Kai Fischer’s new theatre work draws parallels between the journeys of migrants in the 21st-century and Gagarin’s pioneering space voyage. By Mark Brown
Migration, most commentators agree, is a major issue shaping politics, if not at a Scottish level, then certainly in terms of the forthcoming elections to the UK parliament. The growth of a far right, populist party, in the increasingly unpleasant shape of Ukip, is driven to a considerable extent by the demonisation of “economic migrants”.
What if the distinction between economic migrants (bad) and refugees (good, or at least tolerable) is a false one? What if, in a world in which millions of people are in transit in their attempts to shelter themselves and their families from conflict or poverty, most migrants should be considered brave pioneers, risking their lives in journeys into the unknown?
These are the questions posed by Last Dream (On Earth), the latest work to be presented by the National Theatre of Scotland. Created by stage designer-turned-theatre maker Kai Fischer, the piece draws a fascinating parallel between a modern day journey of migrants leaving North Africa for Europe and the famous mission which made Yuri Gagarin the first human being to travel into outer-space in 1961.

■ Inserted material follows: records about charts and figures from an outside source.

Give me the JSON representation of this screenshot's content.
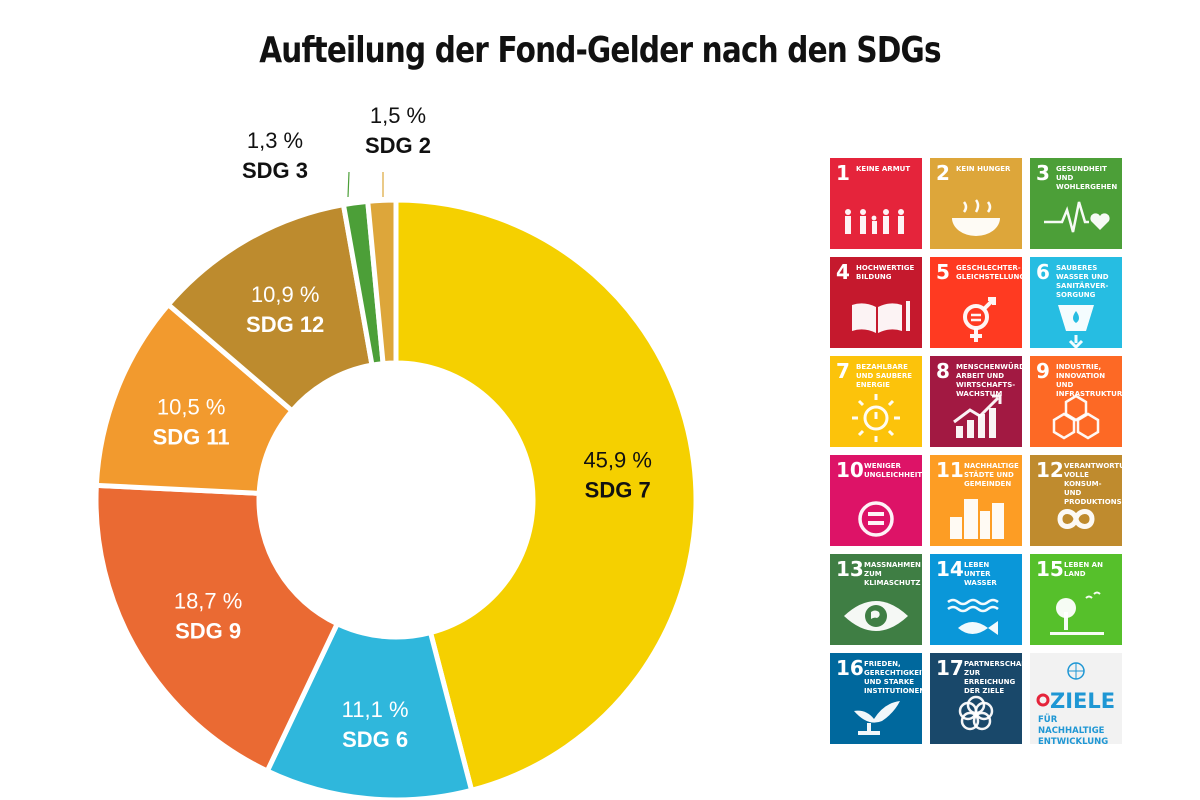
{
  "title": "Aufteilung der Fond-Gelder nach den SDGs",
  "chart_data": {
    "type": "pie",
    "donut": true,
    "slices": [
      {
        "label": "SDG 7",
        "value": 45.9,
        "value_label": "45,9 %",
        "color": "#f5d000"
      },
      {
        "label": "SDG 6",
        "value": 11.1,
        "value_label": "11,1 %",
        "color": "#2fb7dc"
      },
      {
        "label": "SDG 9",
        "value": 18.7,
        "value_label": "18,7 %",
        "color": "#ea6a33"
      },
      {
        "label": "SDG 11",
        "value": 10.5,
        "value_label": "10,5 %",
        "color": "#f29a2e"
      },
      {
        "label": "SDG 12",
        "value": 10.9,
        "value_label": "10,9 %",
        "color": "#bd8b2e"
      },
      {
        "label": "SDG 3",
        "value": 1.3,
        "value_label": "1,3 %",
        "color": "#4c9f38"
      },
      {
        "label": "SDG 2",
        "value": 1.5,
        "value_label": "1,5 %",
        "color": "#dda63a"
      }
    ]
  },
  "sdg_tiles": [
    {
      "number": "1",
      "label": "Keine Armut",
      "color": "#e5243b",
      "icon": "family-icon"
    },
    {
      "number": "2",
      "label": "Kein Hunger",
      "color": "#dda63a",
      "icon": "bowl-icon"
    },
    {
      "number": "3",
      "label": "Gesundheit und Wohlergehen",
      "color": "#4c9f38",
      "icon": "heartbeat-icon"
    },
    {
      "number": "4",
      "label": "Hochwertige Bildung",
      "color": "#c5192d",
      "icon": "book-icon"
    },
    {
      "number": "5",
      "label": "Geschlechter-gleichstellung",
      "color": "#ff3a21",
      "icon": "gender-icon"
    },
    {
      "number": "6",
      "label": "Sauberes Wasser und Sanitärver-sorgung",
      "color": "#26bde2",
      "icon": "water-drop-icon"
    },
    {
      "number": "7",
      "label": "Bezahlbare und saubere Energie",
      "color": "#fcc30b",
      "icon": "sun-power-icon"
    },
    {
      "number": "8",
      "label": "Menschenwürdige Arbeit und Wirtschafts-wachstum",
      "color": "#a21942",
      "icon": "growth-chart-icon"
    },
    {
      "number": "9",
      "label": "Industrie, Innovation und Infrastruktur",
      "color": "#fd6925",
      "icon": "cubes-icon"
    },
    {
      "number": "10",
      "label": "Weniger Ungleichheiten",
      "color": "#dd1367",
      "icon": "equal-icon"
    },
    {
      "number": "11",
      "label": "Nachhaltige Städte und Gemeinden",
      "color": "#fd9d24",
      "icon": "city-icon"
    },
    {
      "number": "12",
      "label": "Verantwortungs-volle Konsum- und Produktionsmuster",
      "color": "#bf8b2e",
      "icon": "infinity-icon"
    },
    {
      "number": "13",
      "label": "Massnahmen zum Klimaschutz",
      "color": "#3f7e44",
      "icon": "eye-globe-icon"
    },
    {
      "number": "14",
      "label": "Leben unter Wasser",
      "color": "#0a97d9",
      "icon": "fish-icon"
    },
    {
      "number": "15",
      "label": "Leben an Land",
      "color": "#56c02b",
      "icon": "tree-icon"
    },
    {
      "number": "16",
      "label": "Frieden, Gerechtigkeit und starke Institutionen",
      "color": "#00689d",
      "icon": "dove-icon"
    },
    {
      "number": "17",
      "label": "Partnerschaften zur Erreichung der Ziele",
      "color": "#19486a",
      "icon": "flower-rings-icon"
    }
  ],
  "ziele_logo": {
    "word": "ZIELE",
    "subtitle": "FÜR NACHHALTIGE ENTWICKLUNG",
    "color": "#1f97d4"
  }
}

“Personally, I don’t make the distinction between a refugee and a migrant”, explains Fischer, who, in researching for his piece, travelled to the Italian island of Lampedusa and Malta, both destinations for many migrants trying to reach the European mainland.
“It seems almost impossible to define where an economic need stops, and where it becomes a need to survive”, he continues. “In terms of a lot of the people I spoke to, their journeys started out with one purpose, which then turned into another.
“People who came from, say, Eritrea, Ethiopia or Cameroon, initially made it to Libya to work. Then the situation in Libya turned extreme, and they became refugees halfway through their journeys.”
Whether migrants’, often perilous, sometimes, as we see with heartbreaking regularity in the Mediterranean, fatal journeys are motivated by fear of persecution or hunger, or a combination of the two, they have, Fischer suggests something fundamental in common with Gagarin’s great voyage.
“Both journeys are driven by circumstance”, he says. “In the case of migrants, often people travel because other people want them to.
“Sometimes families even decide who will go, choosing the person they think has the best chance of success.
“I think it was the same for Gagarin. It was a mission for a nation. The space race was going on, and he represented the hope of building a society that people could believe in.”
The production, in which audience members will wear headsets, as Gagarin did in his spacecraft, combines audio work, live music and stage performance. Just how it interweaves the experiences of the most famous cosmonaut and the many migrants currently traversing our blighted planet is, says Fischer, ultimately down to the theatregoer.
In engaging with the piece, it is, appropriately enough, the individual audience member who completes the journey.